Private Equity Sets Its Sights on Healthcare
An interesting trend is developing in the arena of healthcare investing. Private equity firms are dedicating an increasing amount of capital to the purchase of specialized medical practices.
The aging of America is one of many demographic factors indicating a significant and sustained upside in the healthcare industry. The number of people in the U.S. over 65 years old will double over the next 25 years. Wall Street has taken notice and investment firms are making a conscious effort to identify and invest in promising doctors' groups and private practices.
Opportunities for Growth and Improvement in Care
From the standpoint of private equity groups with business acumen and money to invest, medical practices offer unrivaled opportunity. The most medically skilled doctors are not necessarily savvy businesspeople. Further, the time they have available for running and growing their businesses in a cost-effective and intelligent manner is extremely limited by the delivery of medical services, which is their primary responsibility. Consequently, even the best and most lucrative doctor-owned practices can be fragmented and inefficient.
Doctors who sell to private equities are free to concentrate on providing quality healthcare and can invariably see significantly more patients every workday. Private equity investors who inject cash into these practices can easily increase the value of their investments by making obvious improvements in efficiency and economies-of-scale. Last but not least, patients benefit by having a more attentive doctor and more proficient administrators.
Medical Specialties Are Attractive Investments
When evaluating practices for possible investment, private equity firms favor medical specialists in or near population centers. Dental, dermatological, orthopedic and ophthalmology practices are highly sought after.
The factors that make these particular specialties so enticing to Wall Street is that they offer a highly profitable combination of repeatable, routine care and high margin procedures. Semiannual trips to the dentist's office and once a year visits to the eye doctor provide predictable, reoccurring revenue while expensive procedures, such as orthopedic surgeries and laser vision correction, boost profits whenever they are performed.
The other benefits to specialization are that it provides the advantages of economies-of-scale, and offers excellent prospects for expansion.
A private equity firm that limits its investments to a single specialty — for example, dental practices — can easily implement centralized purchasing of supplies and equipment and receive the corresponding volume discounts. Customer service functions can be concentrated under one roof and banking relationships can be consolidated. Substantial cost savings are also achieved by eliminating management overlap.
Growth of a business is always a concern to investors, but only so much growth can be achieved organically. Expansion due to continued acquisition is a hallmark of private equity, especially those that focus on retail healthcare. Once a firm buys a large medical practice in a population center it becomes easy to add doctor's groups to the fold. All of the infrastructure and administration are already in place, and new practices can be seamlessly integrated into the parent company with little effort or extra expense.

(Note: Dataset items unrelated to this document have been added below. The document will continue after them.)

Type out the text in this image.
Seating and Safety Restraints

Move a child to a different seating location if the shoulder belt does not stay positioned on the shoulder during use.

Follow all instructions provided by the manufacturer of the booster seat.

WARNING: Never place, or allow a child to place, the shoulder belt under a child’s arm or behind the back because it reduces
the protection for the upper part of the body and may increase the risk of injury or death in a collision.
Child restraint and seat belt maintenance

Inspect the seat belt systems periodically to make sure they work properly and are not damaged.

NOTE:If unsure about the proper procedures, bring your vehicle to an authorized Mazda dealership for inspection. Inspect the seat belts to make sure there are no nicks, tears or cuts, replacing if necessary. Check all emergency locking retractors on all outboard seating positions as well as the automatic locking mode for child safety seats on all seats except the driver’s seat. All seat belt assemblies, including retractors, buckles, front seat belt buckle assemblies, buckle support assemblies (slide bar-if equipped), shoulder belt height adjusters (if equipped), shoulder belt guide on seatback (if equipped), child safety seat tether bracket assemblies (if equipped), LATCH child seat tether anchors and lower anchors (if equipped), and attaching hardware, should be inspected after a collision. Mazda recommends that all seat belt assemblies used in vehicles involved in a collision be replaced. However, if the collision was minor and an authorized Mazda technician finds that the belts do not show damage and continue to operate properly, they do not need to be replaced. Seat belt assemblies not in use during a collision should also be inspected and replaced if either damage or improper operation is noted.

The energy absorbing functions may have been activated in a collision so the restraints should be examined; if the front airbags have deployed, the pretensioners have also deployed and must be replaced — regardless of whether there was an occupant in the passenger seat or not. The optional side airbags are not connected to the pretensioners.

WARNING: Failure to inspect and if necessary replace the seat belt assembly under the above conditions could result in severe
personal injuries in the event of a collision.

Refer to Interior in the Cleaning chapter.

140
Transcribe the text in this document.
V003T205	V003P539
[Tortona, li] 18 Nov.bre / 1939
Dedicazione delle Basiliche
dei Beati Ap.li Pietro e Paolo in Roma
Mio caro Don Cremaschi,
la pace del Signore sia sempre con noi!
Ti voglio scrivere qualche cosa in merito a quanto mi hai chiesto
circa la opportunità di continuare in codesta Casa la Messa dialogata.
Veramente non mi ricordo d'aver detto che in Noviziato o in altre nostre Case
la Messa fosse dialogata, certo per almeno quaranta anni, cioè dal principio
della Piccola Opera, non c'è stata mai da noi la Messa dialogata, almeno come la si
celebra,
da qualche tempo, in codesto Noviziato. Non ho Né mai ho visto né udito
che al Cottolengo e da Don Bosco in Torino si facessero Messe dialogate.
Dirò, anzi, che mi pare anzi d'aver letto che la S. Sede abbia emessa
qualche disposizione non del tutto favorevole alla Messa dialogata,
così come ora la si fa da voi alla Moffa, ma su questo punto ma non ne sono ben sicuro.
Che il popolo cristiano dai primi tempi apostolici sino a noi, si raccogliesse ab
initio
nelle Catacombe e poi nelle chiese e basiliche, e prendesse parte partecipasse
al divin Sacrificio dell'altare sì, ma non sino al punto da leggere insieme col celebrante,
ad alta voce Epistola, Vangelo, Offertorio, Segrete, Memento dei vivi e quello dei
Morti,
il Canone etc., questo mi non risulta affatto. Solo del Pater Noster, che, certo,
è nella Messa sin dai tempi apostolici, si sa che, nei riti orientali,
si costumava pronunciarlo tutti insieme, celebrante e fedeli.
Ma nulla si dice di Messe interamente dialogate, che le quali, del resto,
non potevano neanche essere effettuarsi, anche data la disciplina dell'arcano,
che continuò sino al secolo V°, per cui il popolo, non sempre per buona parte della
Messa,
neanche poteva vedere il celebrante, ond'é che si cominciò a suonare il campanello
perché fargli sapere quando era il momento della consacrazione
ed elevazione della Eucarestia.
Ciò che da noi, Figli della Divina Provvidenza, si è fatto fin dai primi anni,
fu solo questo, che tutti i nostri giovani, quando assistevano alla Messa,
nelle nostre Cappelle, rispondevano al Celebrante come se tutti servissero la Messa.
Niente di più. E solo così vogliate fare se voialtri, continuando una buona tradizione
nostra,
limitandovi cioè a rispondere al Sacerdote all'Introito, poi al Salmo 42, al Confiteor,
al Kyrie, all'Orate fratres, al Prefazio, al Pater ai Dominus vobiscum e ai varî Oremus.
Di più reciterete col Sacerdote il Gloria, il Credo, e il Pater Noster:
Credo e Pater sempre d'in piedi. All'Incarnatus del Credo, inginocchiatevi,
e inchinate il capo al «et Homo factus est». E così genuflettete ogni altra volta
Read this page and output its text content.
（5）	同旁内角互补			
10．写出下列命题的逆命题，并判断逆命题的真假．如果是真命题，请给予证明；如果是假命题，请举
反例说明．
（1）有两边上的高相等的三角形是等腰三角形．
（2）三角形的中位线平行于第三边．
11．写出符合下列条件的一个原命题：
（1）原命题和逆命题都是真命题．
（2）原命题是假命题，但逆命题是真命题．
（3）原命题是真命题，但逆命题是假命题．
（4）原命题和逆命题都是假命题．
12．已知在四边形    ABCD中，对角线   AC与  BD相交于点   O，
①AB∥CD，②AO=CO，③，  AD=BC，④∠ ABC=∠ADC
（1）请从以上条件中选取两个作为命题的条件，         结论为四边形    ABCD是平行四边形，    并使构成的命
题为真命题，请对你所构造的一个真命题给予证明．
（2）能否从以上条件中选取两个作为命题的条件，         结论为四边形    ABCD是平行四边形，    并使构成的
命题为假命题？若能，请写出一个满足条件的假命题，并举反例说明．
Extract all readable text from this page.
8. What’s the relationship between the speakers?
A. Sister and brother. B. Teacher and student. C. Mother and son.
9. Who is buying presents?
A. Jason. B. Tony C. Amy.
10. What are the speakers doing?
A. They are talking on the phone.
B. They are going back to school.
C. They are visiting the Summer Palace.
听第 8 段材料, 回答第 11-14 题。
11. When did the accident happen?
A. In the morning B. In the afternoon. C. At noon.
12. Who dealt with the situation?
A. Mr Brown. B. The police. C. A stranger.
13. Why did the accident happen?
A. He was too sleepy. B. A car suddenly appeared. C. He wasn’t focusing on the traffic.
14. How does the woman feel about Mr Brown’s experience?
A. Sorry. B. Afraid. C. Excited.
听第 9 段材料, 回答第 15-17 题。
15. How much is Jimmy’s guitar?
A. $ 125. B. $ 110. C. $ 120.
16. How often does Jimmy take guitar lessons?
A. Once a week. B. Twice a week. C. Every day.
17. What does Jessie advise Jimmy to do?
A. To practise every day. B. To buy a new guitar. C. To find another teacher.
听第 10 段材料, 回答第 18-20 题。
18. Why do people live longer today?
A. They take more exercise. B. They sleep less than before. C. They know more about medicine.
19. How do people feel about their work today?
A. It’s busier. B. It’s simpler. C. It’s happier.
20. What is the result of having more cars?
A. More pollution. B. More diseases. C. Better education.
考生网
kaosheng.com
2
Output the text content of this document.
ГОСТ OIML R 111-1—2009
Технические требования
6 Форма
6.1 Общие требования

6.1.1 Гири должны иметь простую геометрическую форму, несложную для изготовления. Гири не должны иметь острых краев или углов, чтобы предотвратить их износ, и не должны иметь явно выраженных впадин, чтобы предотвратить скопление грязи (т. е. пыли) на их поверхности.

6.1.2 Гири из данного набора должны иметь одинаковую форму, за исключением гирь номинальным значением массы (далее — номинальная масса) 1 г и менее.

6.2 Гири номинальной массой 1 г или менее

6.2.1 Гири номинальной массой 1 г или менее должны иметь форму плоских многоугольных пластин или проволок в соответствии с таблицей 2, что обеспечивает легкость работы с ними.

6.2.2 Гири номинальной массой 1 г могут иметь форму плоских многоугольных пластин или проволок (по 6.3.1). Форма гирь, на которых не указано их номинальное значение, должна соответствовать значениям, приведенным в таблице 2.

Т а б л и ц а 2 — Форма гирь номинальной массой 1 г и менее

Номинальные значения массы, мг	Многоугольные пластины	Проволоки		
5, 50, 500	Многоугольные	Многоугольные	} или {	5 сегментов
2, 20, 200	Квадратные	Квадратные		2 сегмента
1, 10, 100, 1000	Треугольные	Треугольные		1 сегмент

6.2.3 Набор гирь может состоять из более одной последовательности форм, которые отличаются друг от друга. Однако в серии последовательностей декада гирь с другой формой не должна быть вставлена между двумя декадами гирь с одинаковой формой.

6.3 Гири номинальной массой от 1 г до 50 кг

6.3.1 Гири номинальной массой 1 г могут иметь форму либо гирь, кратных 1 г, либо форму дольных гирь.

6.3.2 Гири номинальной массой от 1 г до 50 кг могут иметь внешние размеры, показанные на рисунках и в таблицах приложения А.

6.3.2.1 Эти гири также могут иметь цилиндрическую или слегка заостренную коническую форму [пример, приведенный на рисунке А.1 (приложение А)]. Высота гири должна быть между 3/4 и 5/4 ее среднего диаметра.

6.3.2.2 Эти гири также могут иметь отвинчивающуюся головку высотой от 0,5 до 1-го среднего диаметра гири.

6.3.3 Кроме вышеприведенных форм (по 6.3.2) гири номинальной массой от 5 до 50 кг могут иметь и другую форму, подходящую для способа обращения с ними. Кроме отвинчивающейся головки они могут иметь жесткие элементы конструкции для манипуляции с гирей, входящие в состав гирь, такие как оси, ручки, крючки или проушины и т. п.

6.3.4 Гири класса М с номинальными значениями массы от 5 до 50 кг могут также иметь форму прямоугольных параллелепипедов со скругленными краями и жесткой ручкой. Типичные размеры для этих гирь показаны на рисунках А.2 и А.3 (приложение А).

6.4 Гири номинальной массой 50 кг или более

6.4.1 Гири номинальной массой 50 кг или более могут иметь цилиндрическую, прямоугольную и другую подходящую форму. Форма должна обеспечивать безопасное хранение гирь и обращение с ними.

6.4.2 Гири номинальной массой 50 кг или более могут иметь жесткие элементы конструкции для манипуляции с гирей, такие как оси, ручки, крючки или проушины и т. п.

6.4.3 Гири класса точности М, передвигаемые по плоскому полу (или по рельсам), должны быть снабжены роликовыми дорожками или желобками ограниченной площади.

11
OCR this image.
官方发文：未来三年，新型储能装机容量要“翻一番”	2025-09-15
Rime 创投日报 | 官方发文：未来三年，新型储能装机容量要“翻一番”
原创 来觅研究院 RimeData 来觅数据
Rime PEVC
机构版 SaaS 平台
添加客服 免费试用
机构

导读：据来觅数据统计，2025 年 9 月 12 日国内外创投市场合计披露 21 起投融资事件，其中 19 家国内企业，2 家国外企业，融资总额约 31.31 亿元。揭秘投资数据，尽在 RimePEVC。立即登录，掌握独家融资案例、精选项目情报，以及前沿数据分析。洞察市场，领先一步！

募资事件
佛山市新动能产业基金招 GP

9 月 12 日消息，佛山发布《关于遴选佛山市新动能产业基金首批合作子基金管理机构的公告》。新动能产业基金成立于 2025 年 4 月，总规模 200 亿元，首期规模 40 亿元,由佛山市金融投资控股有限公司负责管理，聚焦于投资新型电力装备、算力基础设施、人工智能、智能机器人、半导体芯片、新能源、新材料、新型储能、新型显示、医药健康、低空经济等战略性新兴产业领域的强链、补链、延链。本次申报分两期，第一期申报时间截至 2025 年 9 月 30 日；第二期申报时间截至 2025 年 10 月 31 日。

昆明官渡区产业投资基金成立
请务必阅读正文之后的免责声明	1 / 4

Let the Seller (Doctor) Beware
Well-run doctors' groups are suddenly in great demand and not just by Wall Street. All manner of healthcare investors are acquiring all manner of private medical practices. Suitors today will include publicly traded health insurance companies, practice management companies and hospitals, as well as private equity organizations.
Doctors are likely to be enticed by offers of large upfront payments, generous ongoing salaries, and blessed relief from day-to-day practice management responsibilities. While there are many benefits to selling, doctors should be aware of risks as well.
One of the biggest drawbacks and hardest things for doctors to accept is the loss of overall authority over the practice. Doctors who were bosses may find it difficult to let someone else — usually a businessperson rather than a professional within the industry — be in charge. For this reason, physicians who consider selling, should understand and agree with the business philosophy of the buyer before signing away their independence. Doctors who want to maintain a measure of operational control need to negotiate a management role into the sales agreement.
Laws and Regulation Are Complex
The medical and finance industries are highly regulated. When Wall Street comes calling at the doctor's office, you can bet that a myriad of (State and Federal) laws and a huge amount of complex and daunting regulations will come into play.
Strictly speaking, some states don't even allow private (non-medical) ownership of retail physician's practices. The structure and wording of any deal will be painstakingly scrutinized. Both sides need to secure competent, expert and legal representation.
Because doctors routinely participate in government programs such as Medicare and Medicaid and constantly deal with insurance companies. Investors and regulators will be on the lookout for "red flags" or indications of fraud and abuse. An investor will scour a doctor's books prior to making an offer, and the government will review those books after an offer is accepted. Selling physicians must be able to explain any inconsistencies that might be found.
Retail medical practices have become a target of private equity and the trend promises to continue well into the future. Doctors who sell will be paid handsomely and will be relieved of burdensome administrative duties. However, they will lose some measure of independence and control. The costs and benefits should be carefully weighed.